As costs continue to drop and we apply these technologies to small holder farmers, they could determine early predictors to address food security issues before they develop. You could have a near real time response to drought, disease, and lack of inputs, and communicate this to the farmers while they can still address the issues. Working with local governments and NGOs, they could provide training and utilize this information to supplement and enhance current agricultural development programs.
This kind of innovation will become increasingly important. Most of E4C’s reader base is probably aware that the world’s population is projected to reach 9.6 billion by 2050. In order to feed over 9 billion people, we will need increase food production by roughly 70 percent. Unless we allow further deforestation, we will need to dramatically increase yields. But we need to have sustainability in mind to avoid erosion, soil degradation and run-off pollution. As we reach the limits of the Green Revolution we need to find new technologies and techniques to make up this large deficit in food production.
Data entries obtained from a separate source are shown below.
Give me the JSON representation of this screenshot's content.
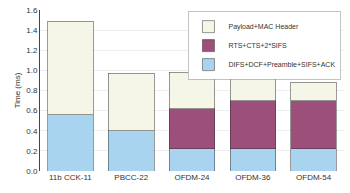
{
  "chart_data": {
    "type": "bar",
    "stacked": true,
    "categories": [
      "11b CCK-11",
      "PBCC-22",
      "OFDM-24",
      "OFDM-36",
      "OFDM-54"
    ],
    "series": [
      {
        "name": "DIFS+DCF+Preamble+SIFS+ACK",
        "color": "#A8D4F0",
        "values": [
          0.56,
          0.4,
          0.22,
          0.22,
          0.22
        ]
      },
      {
        "name": "RTS+CTS+2*SIFS",
        "color": "#9B4F7A",
        "values": [
          0.0,
          0.0,
          0.4,
          0.48,
          0.48
        ]
      },
      {
        "name": "Payload+MAC Header",
        "color": "#F5F5E8",
        "values": [
          0.93,
          0.57,
          0.36,
          0.25,
          0.18
        ]
      }
    ],
    "ylabel": "Time (ms)",
    "ylim": [
      0.0,
      1.6
    ],
    "yticks": [
      {
        "value": 0.0,
        "label": "0.0"
      },
      0.2,
      0.4,
      0.6,
      0.8,
      {
        "value": 1.0,
        "label": "1.0"
      },
      1.2,
      1.4,
      1.6
    ],
    "grid": true,
    "legend": "upper right"
  }
}
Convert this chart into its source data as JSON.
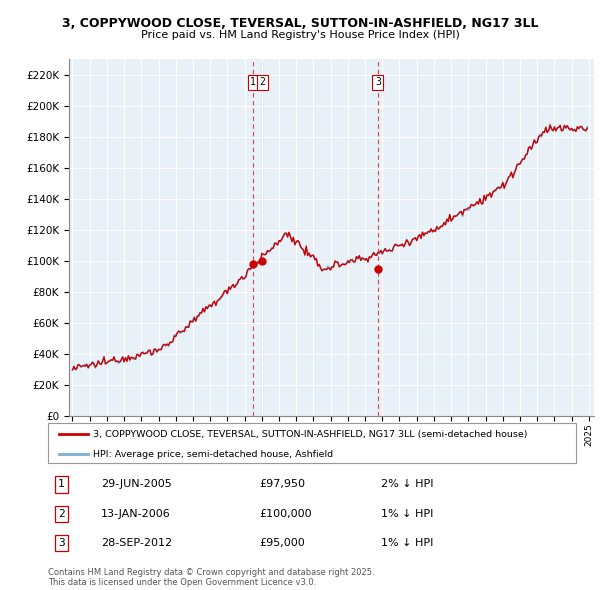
{
  "title1": "3, COPPYWOOD CLOSE, TEVERSAL, SUTTON-IN-ASHFIELD, NG17 3LL",
  "title2": "Price paid vs. HM Land Registry's House Price Index (HPI)",
  "legend_property": "3, COPPYWOOD CLOSE, TEVERSAL, SUTTON-IN-ASHFIELD, NG17 3LL (semi-detached house)",
  "legend_hpi": "HPI: Average price, semi-detached house, Ashfield",
  "ylim": [
    0,
    230000
  ],
  "yticks": [
    0,
    20000,
    40000,
    60000,
    80000,
    100000,
    120000,
    140000,
    160000,
    180000,
    200000,
    220000
  ],
  "ytick_labels": [
    "£0",
    "£20K",
    "£40K",
    "£60K",
    "£80K",
    "£100K",
    "£120K",
    "£140K",
    "£160K",
    "£180K",
    "£200K",
    "£220K"
  ],
  "xstart_year": 1995,
  "xend_year": 2025,
  "hpi_color": "#7aaed4",
  "property_color": "#cc0000",
  "bg_color": "#ffffff",
  "chart_bg_color": "#e8f0f8",
  "grid_color": "#ffffff",
  "transactions": [
    {
      "date": 2005.49,
      "price": 97950,
      "label": "1"
    },
    {
      "date": 2006.04,
      "price": 100000,
      "label": "2"
    },
    {
      "date": 2012.74,
      "price": 95000,
      "label": "3"
    }
  ],
  "transaction_details": [
    {
      "num": "1",
      "date": "29-JUN-2005",
      "price": "£97,950",
      "change": "2% ↓ HPI"
    },
    {
      "num": "2",
      "date": "13-JAN-2006",
      "price": "£100,000",
      "change": "1% ↓ HPI"
    },
    {
      "num": "3",
      "date": "28-SEP-2012",
      "price": "£95,000",
      "change": "1% ↓ HPI"
    }
  ],
  "footer_line1": "Contains HM Land Registry data © Crown copyright and database right 2025.",
  "footer_line2": "This data is licensed under the Open Government Licence v3.0."
}
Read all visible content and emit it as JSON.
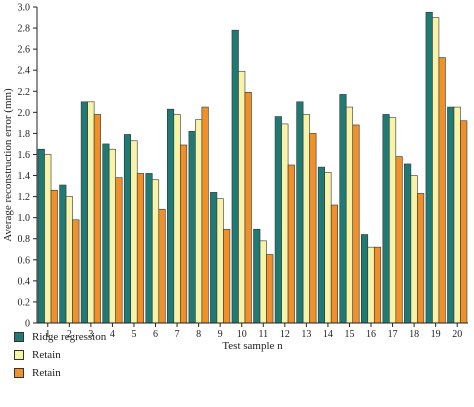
{
  "chart_data": {
    "type": "bar",
    "xlabel": "Test sample n",
    "ylabel": "Average reconstruction error (mm)",
    "ylim": [
      0,
      3.0
    ],
    "yticks": [
      "0",
      "0.2",
      "0.4",
      "0.6",
      "0.8",
      "1.0",
      "1.2",
      "1.4",
      "1.6",
      "1.8",
      "2.0",
      "2.2",
      "2.4",
      "2.6",
      "2.8",
      "3.0"
    ],
    "categories": [
      "1",
      "2",
      "3",
      "4",
      "5",
      "6",
      "7",
      "8",
      "9",
      "10",
      "11",
      "12",
      "13",
      "14",
      "15",
      "16",
      "17",
      "18",
      "19",
      "20"
    ],
    "legend_position": "bottom-left",
    "grid": false,
    "series": [
      {
        "name": "Ridge regression",
        "color": "#1f7a73",
        "values": [
          1.65,
          1.31,
          2.1,
          1.7,
          1.79,
          1.42,
          2.03,
          1.82,
          1.24,
          2.78,
          0.89,
          1.96,
          2.1,
          1.48,
          2.17,
          0.84,
          1.98,
          1.51,
          2.95,
          2.05
        ]
      },
      {
        "name": "Retain",
        "color": "#f7f3a8",
        "values": [
          1.6,
          1.2,
          2.1,
          1.65,
          1.73,
          1.36,
          1.98,
          1.93,
          1.18,
          2.39,
          0.78,
          1.89,
          1.98,
          1.43,
          2.05,
          0.72,
          1.95,
          1.4,
          2.9,
          2.05
        ]
      },
      {
        "name": "Retain",
        "color": "#f0902a",
        "values": [
          1.26,
          0.98,
          1.98,
          1.38,
          1.42,
          1.08,
          1.69,
          2.05,
          0.89,
          2.19,
          0.65,
          1.5,
          1.8,
          1.12,
          1.88,
          0.72,
          1.58,
          1.23,
          2.52,
          1.92
        ]
      }
    ]
  }
}
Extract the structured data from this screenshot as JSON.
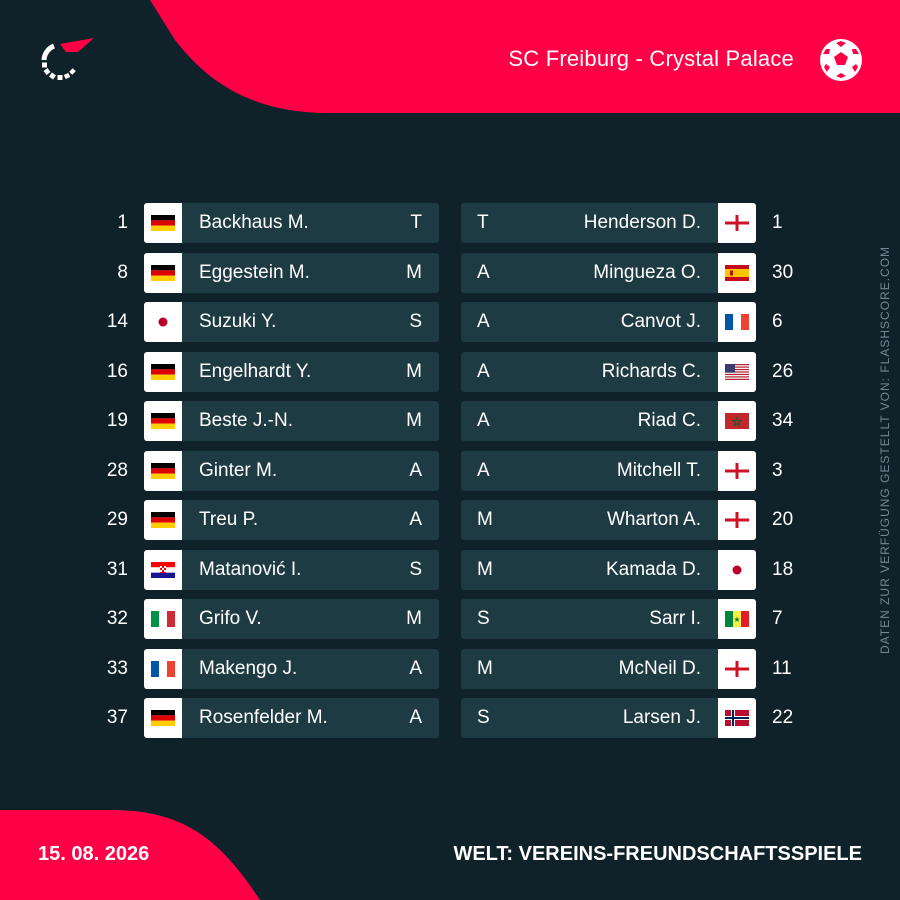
{
  "brand": {
    "accent": "#ff0046",
    "background": "#0f222a",
    "bar": "#1e3a42"
  },
  "header": {
    "match_title": "SC Freiburg - Crystal Palace",
    "logo_icon": "flashscore-logo-icon",
    "ball_icon": "football-icon"
  },
  "home": [
    {
      "number": "1",
      "flag": "germany",
      "name": "Backhaus M.",
      "position": "T"
    },
    {
      "number": "8",
      "flag": "germany",
      "name": "Eggestein M.",
      "position": "M"
    },
    {
      "number": "14",
      "flag": "japan",
      "name": "Suzuki Y.",
      "position": "S"
    },
    {
      "number": "16",
      "flag": "germany",
      "name": "Engelhardt Y.",
      "position": "M"
    },
    {
      "number": "19",
      "flag": "germany",
      "name": "Beste J.-N.",
      "position": "M"
    },
    {
      "number": "28",
      "flag": "germany",
      "name": "Ginter M.",
      "position": "A"
    },
    {
      "number": "29",
      "flag": "germany",
      "name": "Treu P.",
      "position": "A"
    },
    {
      "number": "31",
      "flag": "croatia",
      "name": "Matanović I.",
      "position": "S"
    },
    {
      "number": "32",
      "flag": "italy",
      "name": "Grifo V.",
      "position": "M"
    },
    {
      "number": "33",
      "flag": "france",
      "name": "Makengo J.",
      "position": "A"
    },
    {
      "number": "37",
      "flag": "germany",
      "name": "Rosenfelder M.",
      "position": "A"
    }
  ],
  "away": [
    {
      "number": "1",
      "flag": "england",
      "name": "Henderson D.",
      "position": "T"
    },
    {
      "number": "30",
      "flag": "spain",
      "name": "Mingueza O.",
      "position": "A"
    },
    {
      "number": "6",
      "flag": "france",
      "name": "Canvot J.",
      "position": "A"
    },
    {
      "number": "26",
      "flag": "usa",
      "name": "Richards C.",
      "position": "A"
    },
    {
      "number": "34",
      "flag": "morocco",
      "name": "Riad C.",
      "position": "A"
    },
    {
      "number": "3",
      "flag": "england",
      "name": "Mitchell T.",
      "position": "A"
    },
    {
      "number": "20",
      "flag": "england",
      "name": "Wharton A.",
      "position": "M"
    },
    {
      "number": "18",
      "flag": "japan",
      "name": "Kamada D.",
      "position": "M"
    },
    {
      "number": "7",
      "flag": "senegal",
      "name": "Sarr I.",
      "position": "S"
    },
    {
      "number": "11",
      "flag": "england",
      "name": "McNeil D.",
      "position": "M"
    },
    {
      "number": "22",
      "flag": "norway",
      "name": "Larsen J.",
      "position": "S"
    }
  ],
  "side_credit": "DATEN ZUR VERFÜGUNG GESTELLT VON: FLASHSCORE.COM",
  "footer": {
    "date": "15. 08. 2026",
    "competition": "WELT: VEREINS-FREUNDSCHAFTSSPIELE"
  }
}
Some of that work is already underway. Farmers are combining IoT devices and drone imagery with satellite data to create hyper local profiles of farms at a resolution and frequency not possible just a few years ago. Precision agriculture and automation with cloud-based analytics is the future of farming. As the technologies continue to mature and the cost barriers are lowered, we are entering the Data Revolution for agriculture. We will need all of these advances and more in order to meet the needs of the future.